The Empire strikes back
Tuesday, January 15, 2008
It's a fresh start for 2008 with $50,000 to play with - our first pick is a penny-special the big end of town is paying keen attention to.
Imperial corporation Ltd (ASX code: IMP) is a long-shot "roughie" with a much-chequered history stretching back nearly two decades. In that time it has showered the market with paper. At last count issued capital stood at 1.64bn shares. Yet, at 1.3c a share, the company carries a market capitalisation of just $21.33m. More than half of that is covered by IMP's 4.9% holding in the successful listed heavy minerals miner Bemax Resources (BMX); a holding with a market value of about $11m. That doesn't leave much value on IMP's 75% holding in its American subsidiary, Empire Energy USA, or the subsidiary's impressive $100m financing deal confirmed just before Christmas with Macquarie Bank.
As background … In 2006, IMP joined with US interests to acquire productive tenements on the Appalachian basin in Pennsylvania. IMP's annual report for the year to June 30, 2007, confirmed that in the last half of 2006 it participated in 15 successful gas wells. In December of that year it subscribed $US9.35m ($10.46m) to its newly formed subsidiary Empire Energy USA and assigned its joint venture interests in Pennsylvania to that company, in which it now has 75%.
The annual report showed that:
• Empire Energy (75% IMP) had 134 producing gas wells, 3.4bn cubic feet of proven reserves plus 7bn cubic feet of undeveloped reserves, with a net present value (NPV) of $US20m, and
• IMP's Carrolltown joint venture (75% owned but being transferred to Empire) had 20 producing wells, 3.7bn cubic feet net proved reserves and a NPV of $US7.6m.

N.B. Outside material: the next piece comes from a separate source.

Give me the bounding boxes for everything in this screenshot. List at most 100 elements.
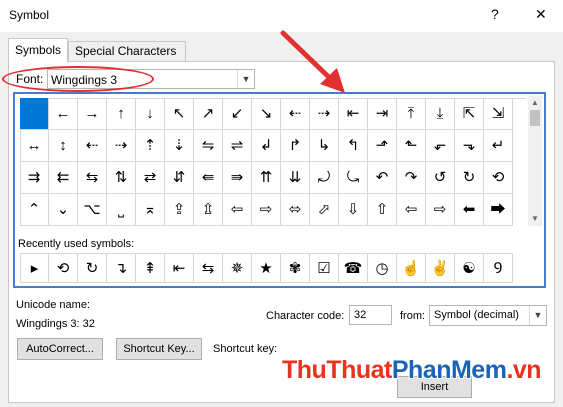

The company's September quarterly report revealed that 15m cubic feet of gas a month (about three-quarters of current production) had been hedged at $US8.45/1000 cubic feet from September, 2007, through to August, 2009.
In the week preceding Christmas, with the bonhomie of the season distracting many, who noticed IMP's announcement of December 18? It confirmed that IMP and its subsidiary Empire Energy USA had entered "into a committed letter of offer" with Macquarie Bank for up to $US100m in credit facilities to fast-track their energy aggregation strategy in the Appalachian basin.
IMP has a medium-term plan to list Empire on a North American exchange and, as part of the deal, Macquarie will get free warrants equivalent to 10% of Empire Energy capital ahead of any float, merger or trade sale.
Heady stuff for a minnow, but perhaps this deal will give IMP a much needed re-rating. IMP retains its long-standing board: executive chairman Bruce McLeod (a sometime banker and stockbroker and also a director of Bemax), engineer Kevin Torpey and stockbroker David Sutton (a director of Martin Place Securities). They have been joined since last August by Mark Maloney, a previous head of equities for J.P. Morgan Australia.